Ceci était une modification au premier plan des Habits Noirs qui s’étaient aperçus bien vite des difficultés présentées par la vente simultanée d’une si grande masse de propriétés. Renonçant à l’idée impossible de se faire livrer, de la main à la main, les biens de la Goret, ils avaient résolu d’obtenir le même résultat à l’aide d’un contrat de mariage contenant donation mutuelle et entière au dernier vivant des deux époux.
Pour cela, il fallait un mariage civil, et, en définitive, l’héritier de tant de rois s’appelant de son vrai nom Louis-Joseph-Nicolas, rien n’empêchait de faire de la Goret une Mme Nicolas devant la municipalité.
Elle était, Dieu merci, toute portée à regarder ce nom comme un leurre jeté à la police de son compétiteur, Louis-Philippe, soi-disant roi des Français.
On ne pouvait pas, évidemment, sans risquer l’exil et peut-être la mort, inscrire sur un registre de mairie cette redoutable mention: «Louis-Joseph de Bourbon, fils du Dauphin de France.» Il y a des choses qui sautent aux yeux.

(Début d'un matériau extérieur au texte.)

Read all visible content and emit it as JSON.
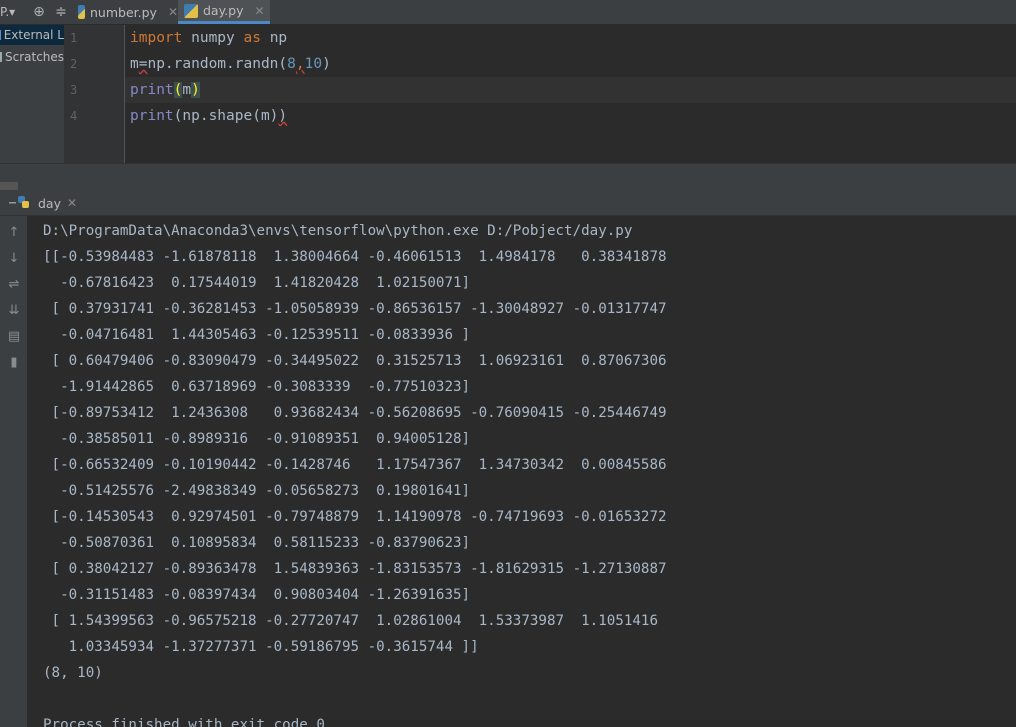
{
  "toolbar": {
    "project_label": "P.▾",
    "icons": [
      "crosshair-icon",
      "split-icon",
      "gear-icon",
      "hide-icon"
    ]
  },
  "tabs": [
    {
      "label": "number.py",
      "active": false
    },
    {
      "label": "day.py",
      "active": true
    }
  ],
  "project_panel": {
    "items": [
      {
        "label": "External L",
        "selected": true,
        "icon": "library-icon"
      },
      {
        "label": "Scratches",
        "selected": false,
        "icon": "scratch-icon"
      }
    ]
  },
  "editor": {
    "line_numbers": [
      "1",
      "2",
      "3",
      "4"
    ],
    "lines": [
      {
        "kw1": "import",
        "t1": " numpy ",
        "kw2": "as",
        "t2": " np"
      },
      {
        "v": "m",
        "eq": "=",
        "t1": "np.random.randn(",
        "n1": "8",
        "comma": ",",
        "n2": "10",
        "t2": ")"
      },
      {
        "fn": "print",
        "lp": "(",
        "arg": "m",
        "rp": ")"
      },
      {
        "fn": "print",
        "t1": "(np.shape(m)",
        "rp": ")"
      }
    ]
  },
  "run": {
    "tab_label": "day",
    "output_lines": [
      "D:\\ProgramData\\Anaconda3\\envs\\tensorflow\\python.exe D:/Pobject/day.py",
      "[[-0.53984483 -1.61878118  1.38004664 -0.46061513  1.4984178   0.38341878",
      "  -0.67816423  0.17544019  1.41820428  1.02150071]",
      " [ 0.37931741 -0.36281453 -1.05058939 -0.86536157 -1.30048927 -0.01317747",
      "  -0.04716481  1.44305463 -0.12539511 -0.0833936 ]",
      " [ 0.60479406 -0.83090479 -0.34495022  0.31525713  1.06923161  0.87067306",
      "  -1.91442865  0.63718969 -0.3083339  -0.77510323]",
      " [-0.89753412  1.2436308   0.93682434 -0.56208695 -0.76090415 -0.25446749",
      "  -0.38585011 -0.8989316  -0.91089351  0.94005128]",
      " [-0.66532409 -0.10190442 -0.1428746   1.17547367  1.34730342  0.00845586",
      "  -0.51425576 -2.49838349 -0.05658273  0.19801641]",
      " [-0.14530543  0.92974501 -0.79748879  1.14190978 -0.74719693 -0.01653272",
      "  -0.50870361  0.10895834  0.58115233 -0.83790623]",
      " [ 0.38042127 -0.89363478  1.54839363 -1.83153573 -1.81629315 -1.27130887",
      "  -0.31151483 -0.08397434  0.90803404 -1.26391635]",
      " [ 1.54399563 -0.96575218 -0.27720747  1.02861004  1.53373987  1.1051416",
      "   1.03345934 -1.37277371 -0.59186795 -0.3615744 ]]",
      "(8, 10)",
      "",
      "Process finished with exit code 0"
    ]
  },
  "colors": {
    "background": "#2b2b2b",
    "panel": "#3c3f41",
    "keyword": "#cc7832",
    "number": "#6897bb",
    "builtin": "#8888c6",
    "text": "#a9b7c6",
    "accent": "#4a88c7"
  }
}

Quant à la formule de donation au dernier vivant des deux époux, nous allons voir tout à l’heure comment les Habits Noirs l’entendaient. C’était le côté fort de la combinaison.
Comme ces admirables mécaniques qui non seulement marchent toutes seules, mais encore se règlent, se chauffent, se dirigent et se corrigent d’elles-mêmes, la combinaison inventée par le colonel (c’était sa dernière affaire) tuait la Goret, ouvrait sa succession et payait la loi du même temps.
Les Américains n’ont rien fait de mieux depuis lors.
Pour le coup, Mathurine fut contente.
– Fanfan, dit-elle à l’abbé, je te permets de baiser la main de Mon Altesse royale. Les deux mains si tu veux, tu es une bonne bête, sais-tu? Pas de bon Dieu! Je ne disais rien pour ne pas vexer monseigneur qu’a bien déjà assez de cailloux dans ses chaussettes, mais ça me chiffonnait, ce mariage mor… morga… morga quoi, Fanfan? Enfin, n’importe! J’aime mieux être princesse que duchesse, pas vrai? Le grade est plus calé. Verse un peu à boire, bel homme. Je suis bien aise, sacredienne! À la santé de la compagnie!